Celgene and Acceleron Pharma have won a first-in-class FDA approval for Reblozyl® (luspatercept-aamt), an erythroid maturation agent that has won the agency’s first authorization to treat anemia in adults with beta thalassemia who require regular red blood cell (RBC) transfusions.

Reblozyl is designed to work by regulating late-stage red blood cell maturation to help patients reduce their RBC transfusion burden. Until now, treatment options for anemia associated with beta thalassemia have consisted mainly of RBC transfusions—a potential contributor to iron overload, which can cause organ damage among other serious complications.

Reblozyl is not indicated for use as a substitute for RBC transfusions in patients who require immediate correction of anemia, Celgene and Acceleron added.

“Today’s approval is an important milestone and underscores our continued commitment to patients with hematology disorders,” said Nadim Ahmed, president, global hematology and oncology for Celgene—which is set to be acquired by Bristol-Myers Squibb (BMS) for $74 billion, a deal announced in January.

Reblozyl is one of five later clinical-stage candidates whose combined approvals have been expected to generate more than $15 billion annually for the combined company, and thus were called “potential blockbusters” by Celgene chairman and CEO Mark Alles when the BMS acquisition became public.

Reblozyl is also the first Acceleron pipeline candidate to gain FDA authorization: “We’re thrilled that Acceleron’s first approved medicine is one with the potential to help patients with beta thalassemia, who have been in need of new treatments for this lifelong disease,” stated Acceleron’s president and CEO Habib Dable.

Pricing for Reblozyl has been set at $3,441 per 25 mg vial, according to Acceleron. The drug is expected to reach the market as early as next week.

$25M upfront in 2011

Acceleron and Celgene agreed to co-develop Reblozyl in 2011 by expanding a three-year-old collaboration to include the drug, then an Acceleron pipeline candidate called ACE-536. At the time, Celgene agreed to pay Acceleron $25 million upfront, and up to $217 million in payments tied to achieving development, regulatory, and commercial milestones.

The FDA approved Reblozyl following a Priority Review, based on positive results from the pivotal, Phase III BELIEVE trial (NCT02604433), designed to assess the safety and efficacy of Reblozyl as an anemia treatment in adults with beta thalassemia who require regular RBC transfusions. “Regular” was defined as 6–20 RBC units per 24 weeks, with no transfusion-free period greater than 35 days during that period. A total of 336 patients were randomized 2:1 to receive either Reblozyl (224 patients) or placebo (112 patients) at a starting dose of 1.0 mg/kg by subcutaneous injection every 21 days for up to 48 weeks.

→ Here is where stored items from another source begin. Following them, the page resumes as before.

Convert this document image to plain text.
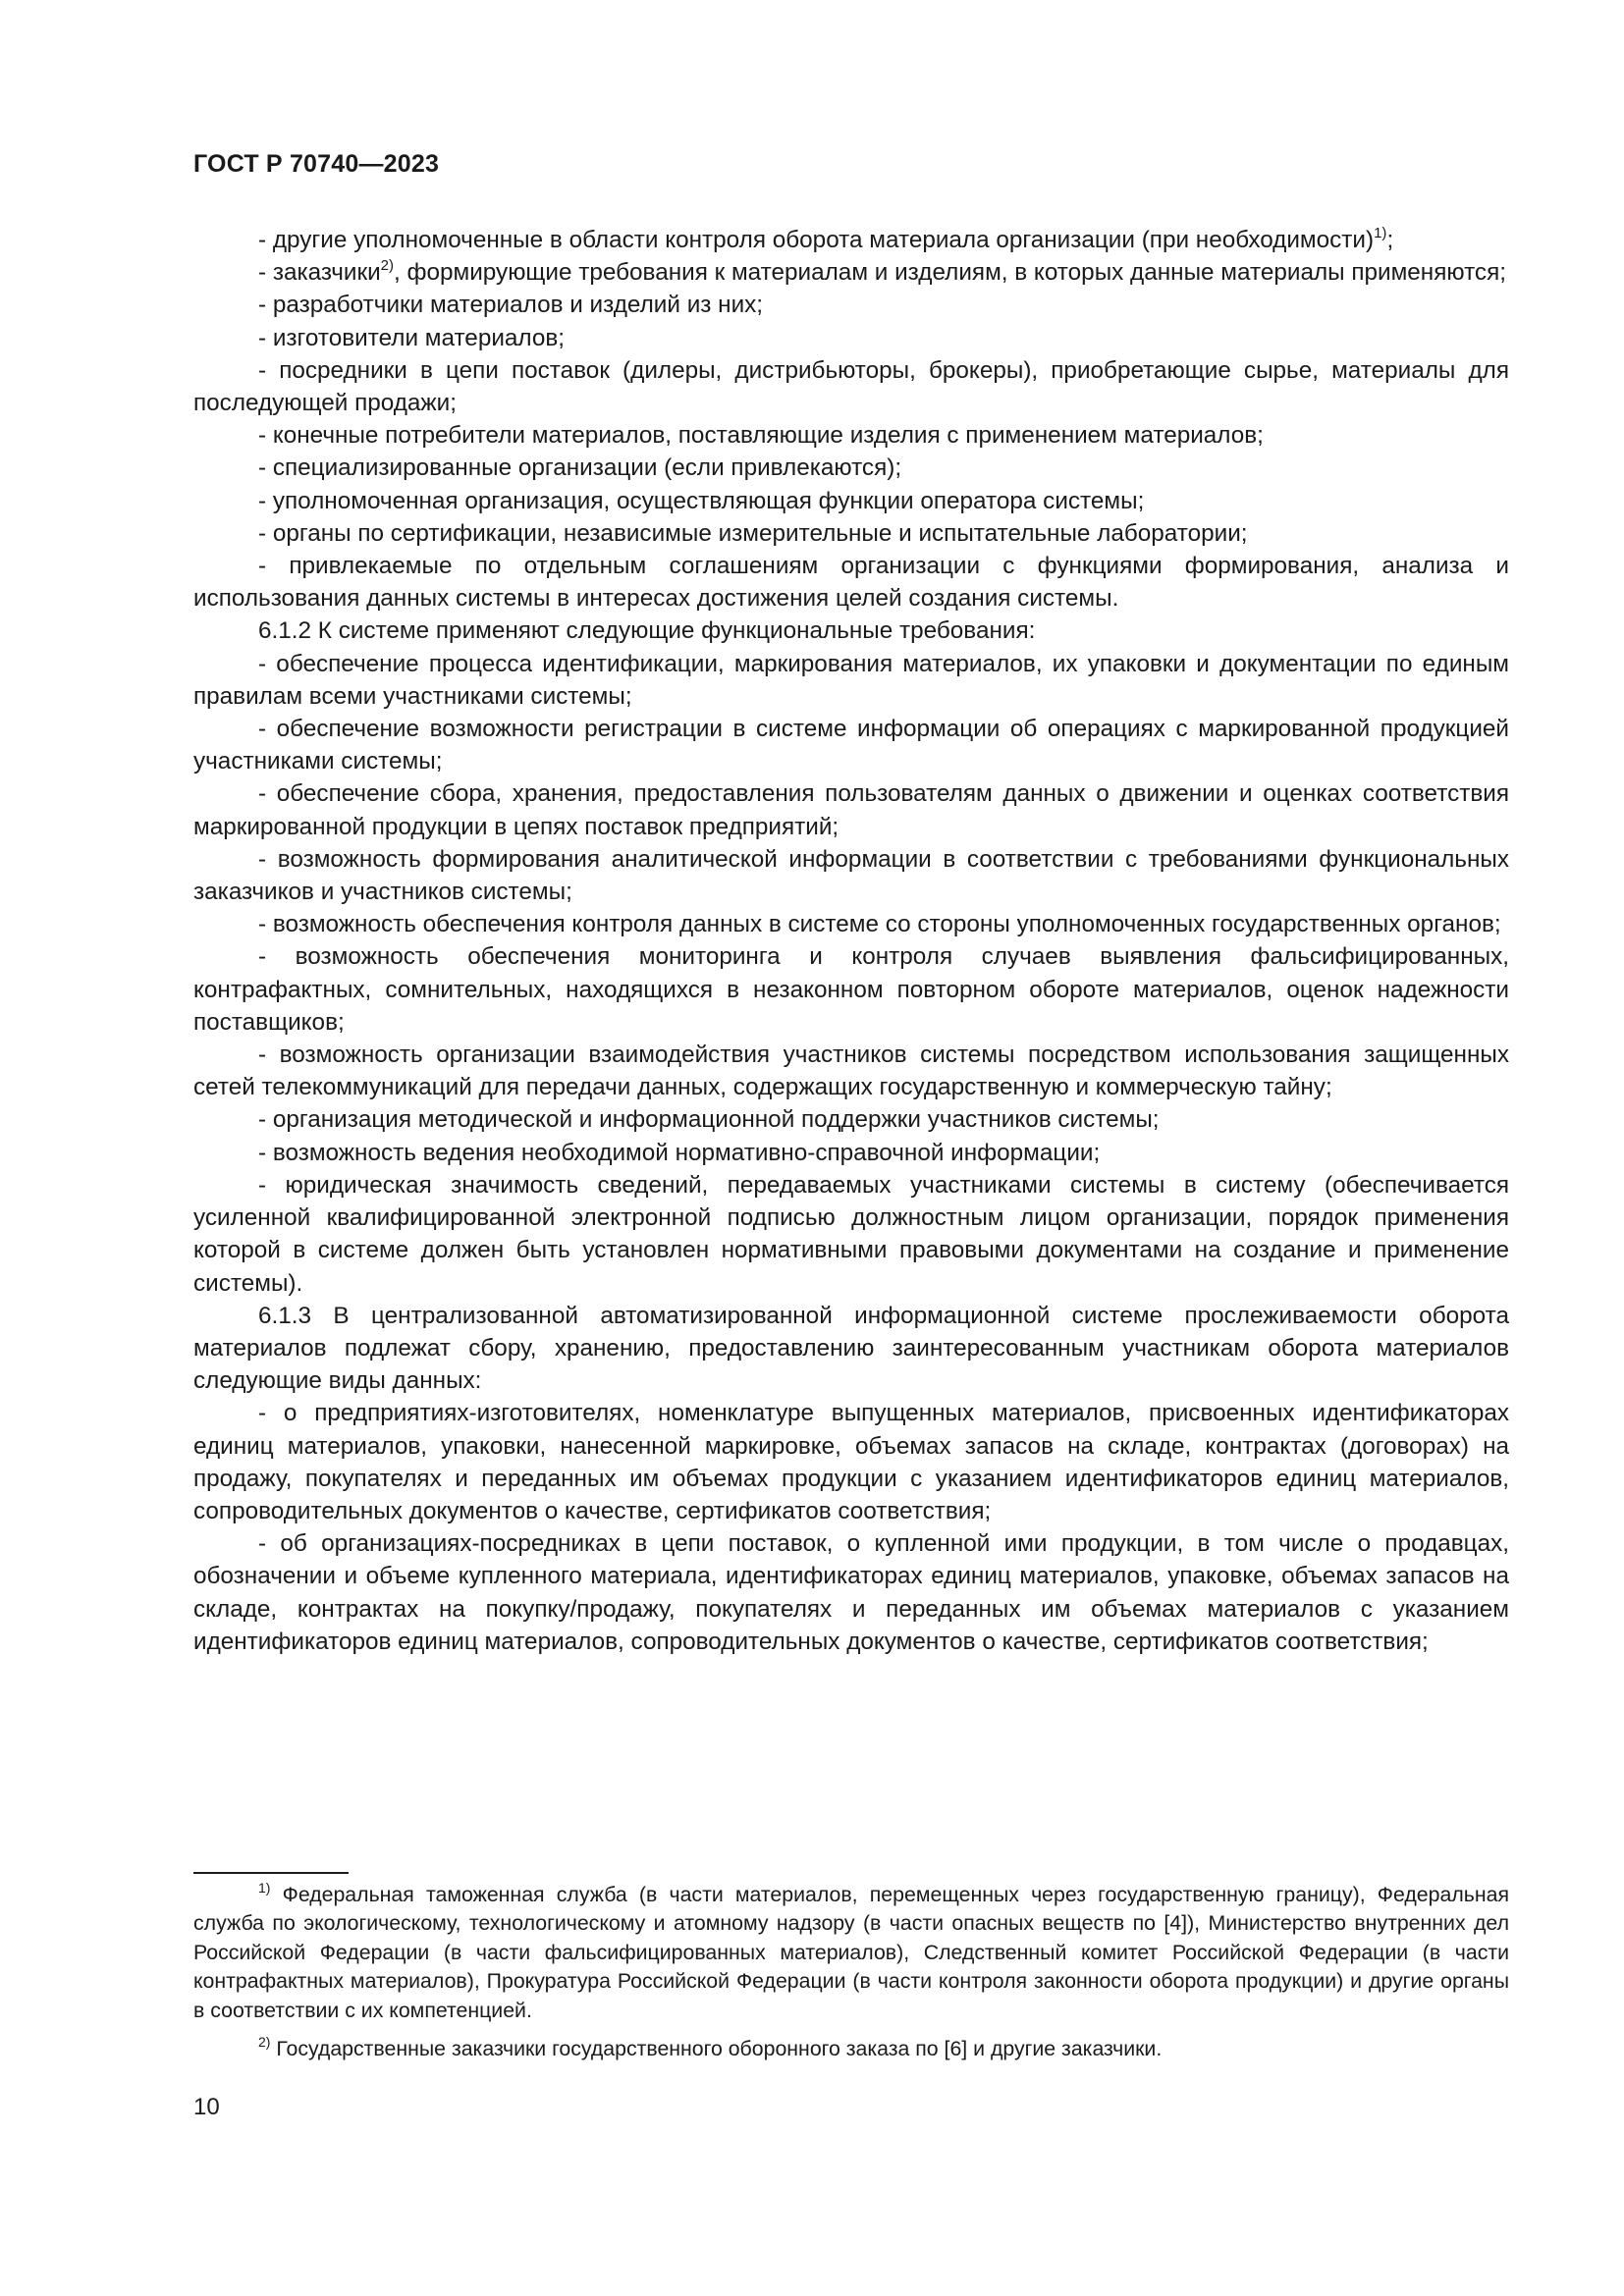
ГОСТ Р 70740—2023

- другие уполномоченные в области контроля оборота материала организации (при необходимости)$^{1)}$;

- заказчики$^{2)}$, формирующие требования к материалам и изделиям, в которых данные материалы применяются;

- разработчики материалов и изделий из них;

- изготовители материалов;

- посредники в цепи поставок (дилеры, дистрибьюторы, брокеры), приобретающие сырье, материалы для последующей продажи;

- конечные потребители материалов, поставляющие изделия с применением материалов;

- специализированные организации (если привлекаются);

- уполномоченная организация, осуществляющая функции оператора системы;

- органы по сертификации, независимые измерительные и испытательные лаборатории;

- привлекаемые по отдельным соглашениям организации с функциями формирования, анализа и использования данных системы в интересах достижения целей создания системы.

6.1.2 К системе применяют следующие функциональные требования:

- обеспечение процесса идентификации, маркирования материалов, их упаковки и документации по единым правилам всеми участниками системы;

- обеспечение возможности регистрации в системе информации об операциях с маркированной продукцией участниками системы;

- обеспечение сбора, хранения, предоставления пользователям данных о движении и оценках соответствия маркированной продукции в цепях поставок предприятий;

- возможность формирования аналитической информации в соответствии с требованиями функциональных заказчиков и участников системы;

- возможность обеспечения контроля данных в системе со стороны уполномоченных государственных органов;

- возможность обеспечения мониторинга и контроля случаев выявления фальсифицированных, контрафактных, сомнительных, находящихся в незаконном повторном обороте материалов, оценок надежности поставщиков;

- возможность организации взаимодействия участников системы посредством использования защищенных сетей телекоммуникаций для передачи данных, содержащих государственную и коммерческую тайну;

- организация методической и информационной поддержки участников системы;

- возможность ведения необходимой нормативно-справочной информации;

- юридическая значимость сведений, передаваемых участниками системы в систему (обеспечивается усиленной квалифицированной электронной подписью должностным лицом организации, порядок применения которой в системе должен быть установлен нормативными правовыми документами на создание и применение системы).

6.1.3 В централизованной автоматизированной информационной системе прослеживаемости оборота материалов подлежат сбору, хранению, предоставлению заинтересованным участникам оборота материалов следующие виды данных:

- о предприятиях-изготовителях, номенклатуре выпущенных материалов, присвоенных идентификаторах единиц материалов, упаковки, нанесенной маркировке, объемах запасов на складе, контрактах (договорах) на продажу, покупателях и переданных им объемах продукции с указанием идентификаторов единиц материалов, сопроводительных документов о качестве, сертификатов соответствия;

- об организациях-посредниках в цепи поставок, о купленной ими продукции, в том числе о продавцах, обозначении и объеме купленного материала, идентификаторах единиц материалов, упаковке, объемах запасов на складе, контрактах на покупку/продажу, покупателях и переданных им объемах материалов с указанием идентификаторов единиц материалов, сопроводительных документов о качестве, сертификатов соответствия;

$^{1)}$ Федеральная таможенная служба (в части материалов, перемещенных через государственную границу), Федеральная служба по экологическому, технологическому и атомному надзору (в части опасных веществ по [4]), Министерство внутренних дел Российской Федерации (в части фальсифицированных материалов), Следственный комитет Российской Федерации (в части контрафактных материалов), Прокуратура Российской Федерации (в части контроля законности оборота продукции) и другие органы в соответствии с их компетенцией.

$^{2)}$ Государственные заказчики государственного оборонного заказа по [6] и другие заказчики.

10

According to Celgene and Acceleron, the BELIEVE trial achieved clinically meaningful and statistically significant improvement in the primary endpoint. In the Reblozyl arm, 48 patients (21.4%) achieved a ≥33% reduction from baseline in RBC transfusion burden (with a reduction of at least 2 units) during weeks 13–24 after randomization, compared to five patients (4.5%) in the placebo arm.

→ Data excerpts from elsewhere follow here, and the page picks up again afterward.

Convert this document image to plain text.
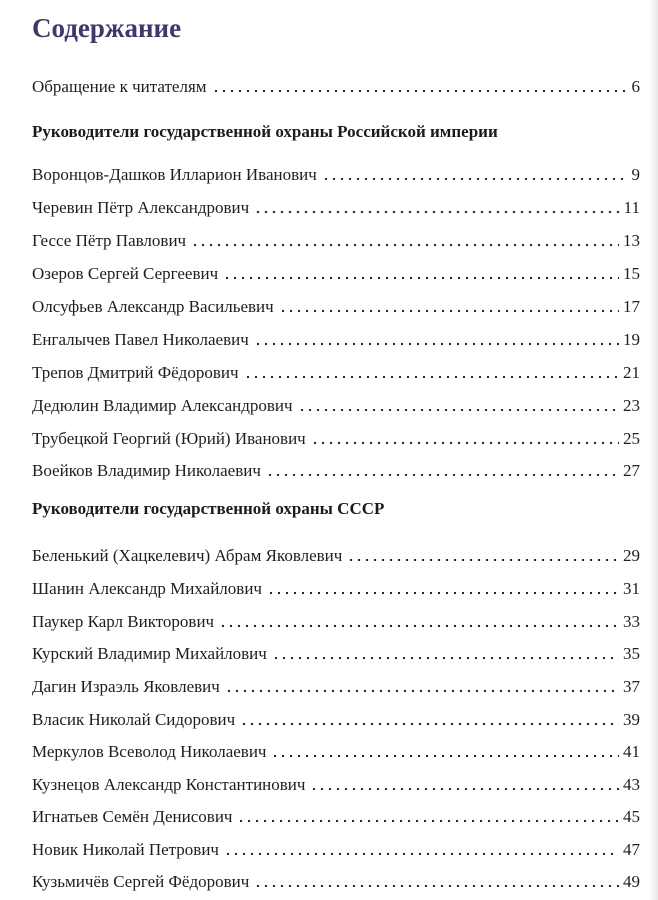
Содержание
Обращение к читателям	6
Руководители государственной охраны Российской империи
Воронцов-Дашков Илларион Иванович	9
Черевин Пётр Александрович	11
Гессе Пётр Павлович	13
Озеров Сергей Сергеевич	15
Олсуфьев Александр Васильевич	17
Енгалычев Павел Николаевич	19
Трепов Дмитрий Фёдорович	21
Дедюлин Владимир Александрович	23
Трубецкой Георгий (Юрий) Иванович	25
Воейков Владимир Николаевич	27
Руководители государственной охраны СССР
Беленький (Хацкелевич) Абрам Яковлевич	29
Шанин Александр Михайлович	31
Паукер Карл Викторович	33
Курский Владимир Михайлович	35
Дагин Израэль Яковлевич	37
Власик Николай Сидорович	39
Меркулов Всеволод Николаевич	41
Кузнецов Александр Константинович	43
Игнатьев Семён Денисович	45
Новик Николай Петрович	47
Кузьмичёв Сергей Фёдорович	49
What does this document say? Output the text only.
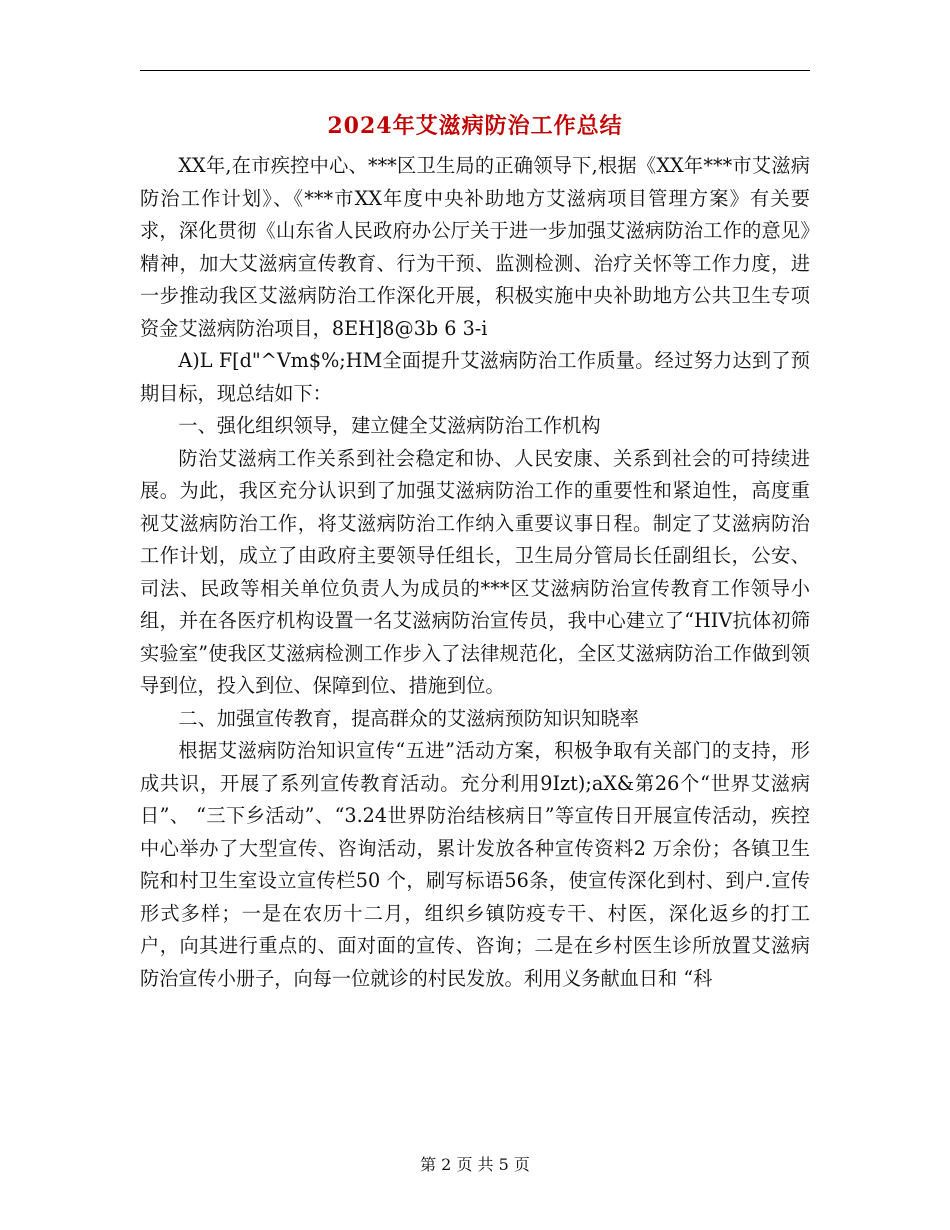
2024年艾滋病防治工作总结

XX年,在市疾控中心、***区卫生局的正确领导下,根据《XX年***市艾滋病防治工作计划》、《***市XX年度中央补助地方艾滋病项目管理方案》有关要求，深化贯彻《山东省人民政府办公厅关于进一步加强艾滋病防治工作的意见》精神，加大艾滋病宣传教育、行为干预、监测检测、治疗关怀等工作力度，进一步推动我区艾滋病防治工作深化开展，积极实施中央补助地方公共卫生专项资金艾滋病防治项目，8EH]8@3b 6 3-i

A)L F[d"^Vm$%;HM全面提升艾滋病防治工作质量。经过努力达到了预期目标，现总结如下：

一、强化组织领导，建立健全艾滋病防治工作机构

防治艾滋病工作关系到社会稳定和协、人民安康、关系到社会的可持续进展。为此，我区充分认识到了加强艾滋病防治工作的重要性和紧迫性，高度重视艾滋病防治工作，将艾滋病防治工作纳入重要议事日程。制定了艾滋病防治工作计划，成立了由政府主要领导任组长，卫生局分管局长任副组长，公安、司法、民政等相关单位负责人为成员的***区艾滋病防治宣传教育工作领导小组，并在各医疗机构设置一名艾滋病防治宣传员，我中心建立了“HIV抗体初筛实验室”使我区艾滋病检测工作步入了法律规范化，全区艾滋病防治工作做到领导到位，投入到位、保障到位、措施到位。

二、加强宣传教育，提高群众的艾滋病预防知识知晓率

根据艾滋病防治知识宣传“五进”活动方案，积极争取有关部门的支持，形成共识，开展了系列宣传教育活动。充分利用9Izt);aX&第26个“世界艾滋病日”、 “三下乡活动”、“3.24世界防治结核病日”等宣传日开展宣传活动，疾控中心举办了大型宣传、咨询活动，累计发放各种宣传资料2 万余份；各镇卫生院和村卫生室设立宣传栏50 个，刷写标语56条，使宣传深化到村、到户.宣传形式多样；一是在农历十二月，组织乡镇防疫专干、村医，深化返乡的打工户，向其进行重点的、面对面的宣传、咨询；二是在乡村医生诊所放置艾滋病防治宣传小册子，向每一位就诊的村民发放。利用义务献血日和 “科

第 2 页 共 5 页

Reblozyl also met the BELIEVE trial’s key secondary endpoints, including transfusion burden reduction of at least 33% (with a reduction of at least 2 units), during weeks 37 to week 48, which was achieved in 44 patients (19.6%) in the Reblozyl arm and four patients (3.6%) in the placebo arm.

Reblozyl remains under FDA review for the treatment of anemia in adults with very low- to intermediate-risk myelodysplastic syndromes (MDS) who have ring sideroblasts and require RBC transfusions. The FDA has set a target decision date under the Prescription Drug User Fee Act (PDUFA) of April 4, 2020.